Hurricane Dorian, the slow-moving, hugely powerful storm that hit part of the Bahamas, was arguably the most destructive hurricane in modern history.
Many are now asking how to help. The clear, if unexpected answer is: Go to the Bahamas on your next vacation.
That’s not a daffy suggestion. Tourism is the top income generator in the Bahamas, accounting for half of the nation’s $5.7 billion GDP.
To put that in perspective, industry publication Travel Weekly reports that in Hawaii, tourism accounts for only 30% of the GDP. Keeping visitation numbers high will keep Bahamians employed and government coffers filled.

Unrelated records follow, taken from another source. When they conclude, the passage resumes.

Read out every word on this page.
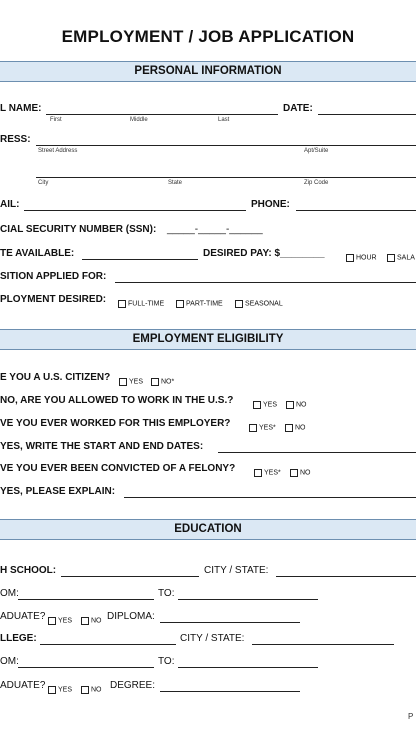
EMPLOYMENT / JOB APPLICATION
PERSONAL INFORMATION
L NAME:
First	Middle	Last
DATE:
RESS:
Street Address	Apt/Suite
City	State	Zip Code
AIL:	PHONE:
CIAL SECURITY NUMBER (SSN): _____-_____-______
TE AVAILABLE:	DESIRED PAY: $________	HOUR	SALA
SITION APPLIED FOR:
PLOYMENT DESIRED:	FULL-TIME	PART-TIME	SEASONAL
EMPLOYMENT ELIGIBILITY
E YOU A U.S. CITIZEN?	YES	NO*
NO, ARE YOU ALLOWED TO WORK IN THE U.S.?	YES	NO
VE YOU EVER WORKED FOR THIS EMPLOYER?	YES*	NO
YES, WRITE THE START AND END DATES:
VE YOU EVER BEEN CONVICTED OF A FELONY?	YES*	NO
YES, PLEASE EXPLAIN:
EDUCATION
H SCHOOL:	CITY / STATE:
OM:	TO:
ADUATE?	YES	NO DIPLOMA:
LLEGE:	CITY / STATE:
OM:	TO:
ADUATE?	YES	NO DEGREE:
P
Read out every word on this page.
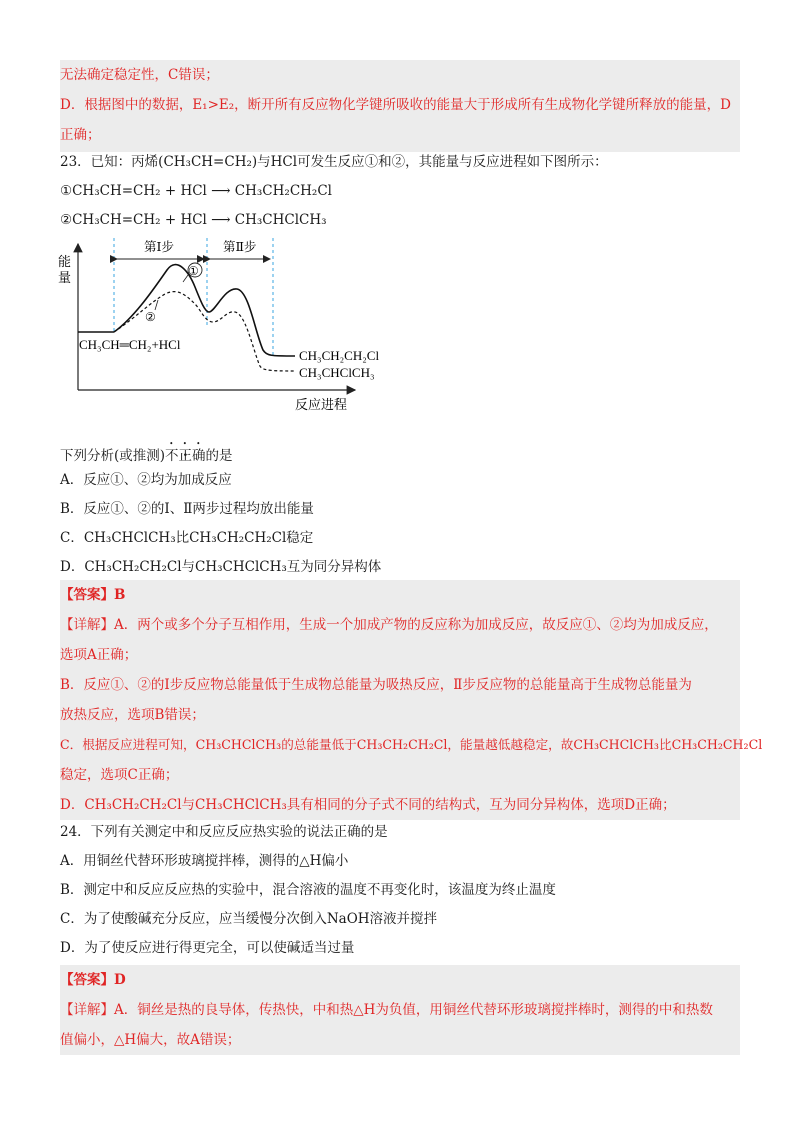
无法确定稳定性，C错误；
D．根据图中的数据，E₁>E₂，断开所有反应物化学键所吸收的能量大于形成所有生成物化学键所释放的能量，D
正确；
23．已知：丙烯(CH₃CH=CH₂)与HCl可发生反应①和②，其能量与反应进程如下图所示：
①CH₃CH=CH₂ + HCl ⟶ CH₃CH₂CH₂Cl
②CH₃CH=CH₂ + HCl ⟶ CH₃CHClCH₃
能
量
反应进程
第Ⅰ步	第Ⅱ步
①
②
CH₃CH═CH₂+HCl
CH₃CH₂CH₂Cl
CH₃CHClCH₃
下列分析(或推测)不正确的是
A．反应①、②均为加成反应
B．反应①、②的Ⅰ、Ⅱ两步过程均放出能量
C．CH₃CHClCH₃比CH₃CH₂CH₂Cl稳定
D．CH₃CH₂CH₂Cl与CH₃CHClCH₃互为同分异构体
【答案】B
【详解】A．两个或多个分子互相作用，生成一个加成产物的反应称为加成反应，故反应①、②均为加成反应，
选项A正确；
B．反应①、②的Ⅰ步反应物总能量低于生成物总能量为吸热反应，Ⅱ步反应物的总能量高于生成物总能量为
放热反应，选项B错误；
C．根据反应进程可知，CH₃CHClCH₃的总能量低于CH₃CH₂CH₂Cl，能量越低越稳定，故CH₃CHClCH₃比CH₃CH₂CH₂Cl
稳定，选项C正确；
D．CH₃CH₂CH₂Cl与CH₃CHClCH₃具有相同的分子式不同的结构式，互为同分异构体，选项D正确；
24．下列有关测定中和反应反应热实验的说法正确的是
A．用铜丝代替环形玻璃搅拌棒，测得的△H偏小
B．测定中和反应反应热的实验中，混合溶液的温度不再变化时，该温度为终止温度
C．为了使酸碱充分反应，应当缓慢分次倒入NaOH溶液并搅拌
D．为了使反应进行得更完全，可以使碱适当过量
【答案】D
【详解】A．铜丝是热的良导体，传热快，中和热△H为负值，用铜丝代替环形玻璃搅拌棒时，测得的中和热数
值偏小，△H偏大，故A错误；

You won’t be visiting a disaster zone. Though it seemed otherwise from the coverage, Dorian only damaged part of the Bahamas, not the entire island chain. Such famous resorts as Atlantis and the new, multi-million dollar Baha Mar were totally unscathed. In fact, the storm did no major damage at all to the islands of Nassau and Paradise Island, and those are the two most hotel-heavy locations on the Bahamas.
The government of the Bahamas is reporting that 3,000 hotel rooms in Abaco and Grand Bahama, the most affected islands, have been taken offline. But that’s only roughly 20% of the 16,000 hotel rooms there are in the nation as a whole.
And though it seems crass to talk about money in the face of a disaster of this magnitude, prices are already significantly lower for lodgings in the Bahamas than they were before the storm, and will likely keep dropping. For those who want a budget vacation, the Bahamas should be an excellent deal in the coming months.
To sweeten the pot further, travel purveyor CheapCaribbean.com has announced that the profits for every single booking to the Bahamas made on September 17 will go to disaster relief efforts.
Likewise, a number of hotels on the unaffected Bahamian islands have announced they will be sending huge amounts of aid to their sister islands.
So do some good. And get a tan. This fall and winter, the two will go hand-in-hand.